Saturday, 11 September 2010

Will The Triple Crown Ever Be Won Again?

Once a year, the American public and media turn their attention to horse racing (and, yes, I know I'm ignoring the brilliant but ESPN based Breeders' Cup).  Every spring, even the New York Times takes to asking, 'will we get a triple crown winners this year?'  Once the first leg of the triple-crown, the Kentucky Derby has been run, all attention is turned to the second leg, the Preakness Stakes.  If the Kentucky Derby winner, wins the Preakness, then all attention turns to the Belmont Stakes.  If the Kentucky Derby winner fails to win the Preakness, then media interest in horse racing returns to a polite whisper for another year.

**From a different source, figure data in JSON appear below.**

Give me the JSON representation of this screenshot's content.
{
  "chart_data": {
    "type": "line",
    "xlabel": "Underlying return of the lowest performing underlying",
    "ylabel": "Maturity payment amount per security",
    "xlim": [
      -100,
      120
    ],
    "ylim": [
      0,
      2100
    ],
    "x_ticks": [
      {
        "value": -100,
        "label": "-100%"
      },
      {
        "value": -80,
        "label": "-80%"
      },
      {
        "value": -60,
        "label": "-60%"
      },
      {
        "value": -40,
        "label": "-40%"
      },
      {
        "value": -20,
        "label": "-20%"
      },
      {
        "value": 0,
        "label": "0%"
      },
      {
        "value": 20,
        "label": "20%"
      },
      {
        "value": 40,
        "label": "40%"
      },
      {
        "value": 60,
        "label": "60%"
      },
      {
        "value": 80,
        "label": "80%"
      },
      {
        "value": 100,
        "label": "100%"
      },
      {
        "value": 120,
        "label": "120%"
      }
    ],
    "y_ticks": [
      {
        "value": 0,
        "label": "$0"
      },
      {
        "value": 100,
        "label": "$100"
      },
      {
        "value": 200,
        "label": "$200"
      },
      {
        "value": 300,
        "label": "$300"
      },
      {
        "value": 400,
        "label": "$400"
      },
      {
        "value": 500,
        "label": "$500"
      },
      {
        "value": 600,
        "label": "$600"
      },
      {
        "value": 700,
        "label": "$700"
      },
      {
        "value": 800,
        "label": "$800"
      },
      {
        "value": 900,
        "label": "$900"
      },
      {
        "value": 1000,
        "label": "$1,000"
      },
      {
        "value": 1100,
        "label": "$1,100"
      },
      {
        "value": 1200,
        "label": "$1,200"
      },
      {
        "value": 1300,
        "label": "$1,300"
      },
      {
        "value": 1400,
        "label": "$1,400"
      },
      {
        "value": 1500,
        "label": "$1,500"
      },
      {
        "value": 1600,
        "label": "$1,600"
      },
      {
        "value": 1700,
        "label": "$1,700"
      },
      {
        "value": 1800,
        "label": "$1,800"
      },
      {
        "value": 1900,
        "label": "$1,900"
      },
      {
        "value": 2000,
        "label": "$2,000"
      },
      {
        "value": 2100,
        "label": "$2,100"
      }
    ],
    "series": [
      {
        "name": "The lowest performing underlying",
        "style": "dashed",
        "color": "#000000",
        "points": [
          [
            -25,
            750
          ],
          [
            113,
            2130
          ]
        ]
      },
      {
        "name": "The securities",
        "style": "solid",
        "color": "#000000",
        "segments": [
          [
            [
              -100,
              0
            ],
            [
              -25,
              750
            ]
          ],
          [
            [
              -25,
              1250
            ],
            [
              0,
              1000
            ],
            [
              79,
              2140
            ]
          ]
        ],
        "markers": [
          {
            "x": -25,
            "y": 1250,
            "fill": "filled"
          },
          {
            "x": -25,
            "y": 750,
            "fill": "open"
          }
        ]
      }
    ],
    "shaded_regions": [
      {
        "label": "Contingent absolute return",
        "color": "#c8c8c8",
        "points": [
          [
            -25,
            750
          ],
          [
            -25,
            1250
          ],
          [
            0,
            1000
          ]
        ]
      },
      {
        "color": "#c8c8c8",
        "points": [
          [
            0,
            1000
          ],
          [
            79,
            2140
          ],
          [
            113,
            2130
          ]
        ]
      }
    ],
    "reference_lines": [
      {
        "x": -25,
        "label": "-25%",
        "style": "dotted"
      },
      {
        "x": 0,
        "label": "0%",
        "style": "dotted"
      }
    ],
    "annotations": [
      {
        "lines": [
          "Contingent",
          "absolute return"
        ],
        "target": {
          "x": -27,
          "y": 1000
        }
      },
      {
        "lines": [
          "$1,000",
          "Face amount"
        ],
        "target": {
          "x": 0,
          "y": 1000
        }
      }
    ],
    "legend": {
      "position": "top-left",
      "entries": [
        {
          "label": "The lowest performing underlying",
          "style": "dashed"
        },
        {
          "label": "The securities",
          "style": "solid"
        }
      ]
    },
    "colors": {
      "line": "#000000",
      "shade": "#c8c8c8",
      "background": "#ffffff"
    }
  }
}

Of course, there used to be a triple crown that meant just as much in this country.  The third leg of the triple crown, the 1m 6f St Leger, is being run this afternoon at Doncaster.  The winners of the other two legs, the 2000 Guineas and the Derby will not be running in the race.  Indeed, they haven't run in the St Leger for many years.  

Nijinsky in 1970 was the last horse to win the triple crown.  Reference Point in 1987 was the last horse to win both the Derby and the St Leger.  These days, Derby winners don't even think about going for the Leger.  The Champion Stakes, Prix De L'Arc De Triomphe or the Breeders' Cup are seen as better end of season targets.  The extended distance of the St Leger is regarded as damaging a champion's stud value, in an age where bloodstock is dominated by speed, rather than stamina (although some of the best sires of recent years are stamina laden).

That is all a massive shame.  Flat racing all too often resembles, to paraphrase Churchill, a pudding without a theme.  There is nothing to hold public interest, in a way that Cheltenham does for jumps racing.  While 'Racing For Change' tinkers at the edges, it hasn't really proposed anything to make flat racing more mainstream and more popular.  Restoring the importance of the triple crown (with something resembling the Betfair bonus in national hunt racing) might go some way to keeping mainstream media interest on flat racing.

Who knows if the triple crown will ever be won again.  But we should hope that it is restored to its former pinnacle, in the eyes of trainers, the media and, more importantly, the public.